Eliane Caffé - Eu queria fazer uma adaptação do conto "As Ruínas Circulares", de Jorge Luis Borges, sobre um homem que quer criar um homem sonhando, com o objetivo de torná-lo realidade, mas, no final, descobre que ele próprio é um sonho. Quando comecei a fazer a pesquisa, a máquina do movimento perpétuo passou a ser tão mais expressiva, que acabou o interesse pelo conto do Borges. Eu via a máquina como uma metáfora do anseio do homem moderno ocidental de encontrar o sistema perfeito.
Agência Folha - Por que a sra. escolheu Itira?
Caffé - Escolhi o Vale do Jequitinhonha porque queria um lugar que fosse semi-árido. Se eu fosse mais para o norte, teria mais dificuldades de produção.
Agência Folha - A sra. aproveita os aspectos locais no filme?
Caffé - Todos os elementos da realidade do local vão aparecer. Todos os habitantes de 'Kenoma' são daqui, com exceção de seis atores. O modo como essas pessoas falam vai estar no filme.
Agência Folha - A idéia do movimento perpétuo ainda está viva em pleno século 20?
Caffé - Isso é muito curioso, porque foi uma coincidência encontrar um 'perpetuísta' aqui (o aposentado Turíbio Ferreira Coelho). Colhi também depoimentos sobre pessoas em outras partes do Brasil. São homens que estão à margem da ciência oficial e têm um perfil muito próximo do artesão medieval. A idéia de se construir uma máquina dessas só é verossímil em um local carente.
Agência Folha - A sra. pensa em fazer outro filme sobre o que viu aqui no Vale do Jequitinhonha?
Caffé - Quando você se aventura para fazer um filme e sai do seu contexto, entra em contato com outra realidade.
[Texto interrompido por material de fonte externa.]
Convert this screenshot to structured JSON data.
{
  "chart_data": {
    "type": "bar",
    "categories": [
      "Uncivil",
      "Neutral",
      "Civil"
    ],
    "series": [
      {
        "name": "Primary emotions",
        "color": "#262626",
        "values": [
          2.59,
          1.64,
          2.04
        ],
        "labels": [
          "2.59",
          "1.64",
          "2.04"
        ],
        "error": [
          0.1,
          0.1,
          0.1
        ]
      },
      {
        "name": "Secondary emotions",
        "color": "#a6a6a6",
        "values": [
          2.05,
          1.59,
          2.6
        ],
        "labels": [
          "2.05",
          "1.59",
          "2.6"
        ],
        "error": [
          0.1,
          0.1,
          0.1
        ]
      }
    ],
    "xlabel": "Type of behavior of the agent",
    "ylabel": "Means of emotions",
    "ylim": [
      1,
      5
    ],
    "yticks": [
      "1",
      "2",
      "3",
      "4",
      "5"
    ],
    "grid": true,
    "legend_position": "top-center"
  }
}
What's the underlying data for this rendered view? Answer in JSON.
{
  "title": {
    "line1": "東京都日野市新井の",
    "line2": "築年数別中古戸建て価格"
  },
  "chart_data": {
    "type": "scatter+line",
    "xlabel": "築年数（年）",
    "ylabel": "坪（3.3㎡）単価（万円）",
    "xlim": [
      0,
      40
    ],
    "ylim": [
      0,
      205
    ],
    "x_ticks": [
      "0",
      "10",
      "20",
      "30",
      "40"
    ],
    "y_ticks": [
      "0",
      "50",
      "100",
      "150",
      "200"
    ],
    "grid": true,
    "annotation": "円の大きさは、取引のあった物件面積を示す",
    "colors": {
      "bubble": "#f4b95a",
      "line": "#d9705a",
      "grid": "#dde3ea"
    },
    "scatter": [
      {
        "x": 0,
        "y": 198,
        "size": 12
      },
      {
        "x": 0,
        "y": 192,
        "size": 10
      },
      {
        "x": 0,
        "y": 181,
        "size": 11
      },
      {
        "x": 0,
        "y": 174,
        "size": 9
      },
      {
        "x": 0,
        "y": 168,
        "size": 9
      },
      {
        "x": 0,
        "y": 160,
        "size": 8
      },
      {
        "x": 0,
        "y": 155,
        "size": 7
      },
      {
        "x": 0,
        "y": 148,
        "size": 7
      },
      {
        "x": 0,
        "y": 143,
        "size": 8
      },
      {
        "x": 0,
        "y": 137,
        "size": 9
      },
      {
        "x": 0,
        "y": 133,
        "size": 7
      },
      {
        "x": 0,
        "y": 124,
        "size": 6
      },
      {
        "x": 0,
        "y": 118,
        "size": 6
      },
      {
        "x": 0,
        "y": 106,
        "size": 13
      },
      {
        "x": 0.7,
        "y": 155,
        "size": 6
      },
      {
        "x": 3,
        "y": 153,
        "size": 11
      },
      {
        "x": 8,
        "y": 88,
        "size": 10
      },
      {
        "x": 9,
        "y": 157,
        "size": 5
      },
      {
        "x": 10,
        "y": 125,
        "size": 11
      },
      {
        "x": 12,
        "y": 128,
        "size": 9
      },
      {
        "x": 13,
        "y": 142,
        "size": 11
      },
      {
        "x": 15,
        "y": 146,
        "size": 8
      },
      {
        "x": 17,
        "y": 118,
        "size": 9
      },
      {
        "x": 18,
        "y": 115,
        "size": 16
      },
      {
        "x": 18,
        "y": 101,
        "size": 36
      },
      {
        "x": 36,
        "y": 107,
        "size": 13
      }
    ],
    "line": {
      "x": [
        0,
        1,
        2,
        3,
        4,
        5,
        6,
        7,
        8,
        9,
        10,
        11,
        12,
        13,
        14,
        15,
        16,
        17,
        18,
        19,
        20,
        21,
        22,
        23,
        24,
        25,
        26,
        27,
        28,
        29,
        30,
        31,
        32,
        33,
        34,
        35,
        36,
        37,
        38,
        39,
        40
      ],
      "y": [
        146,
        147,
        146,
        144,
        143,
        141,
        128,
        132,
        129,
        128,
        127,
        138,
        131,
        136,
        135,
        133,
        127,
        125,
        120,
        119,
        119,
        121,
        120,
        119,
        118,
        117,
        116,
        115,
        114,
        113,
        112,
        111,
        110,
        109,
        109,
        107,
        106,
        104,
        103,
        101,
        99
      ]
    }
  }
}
Abre seus poros para assimilar coisas que não tem como assimilar diante de uma tela de TV. No final, além do filme, você leva outras coisas. É isso que dá continuidade para você entrar em outro processo criativo.
Agência Folha - Seria uma estética da fome, como disse Glauber Rocha?
Caffé - Não. É a força criativa do ser humano, não importa em que situação ele esteja. Tem, por exemplo, uma criança (Sidnei Vieira dos Santos, 12) que é cega e tem as pernas atrofiadas. Sua irmã é louca e fica presa em um quarto há cinco anos. Agora, essa criança tem um mundo que ela construiu sentada em um banquinho, até para suprir uma carência.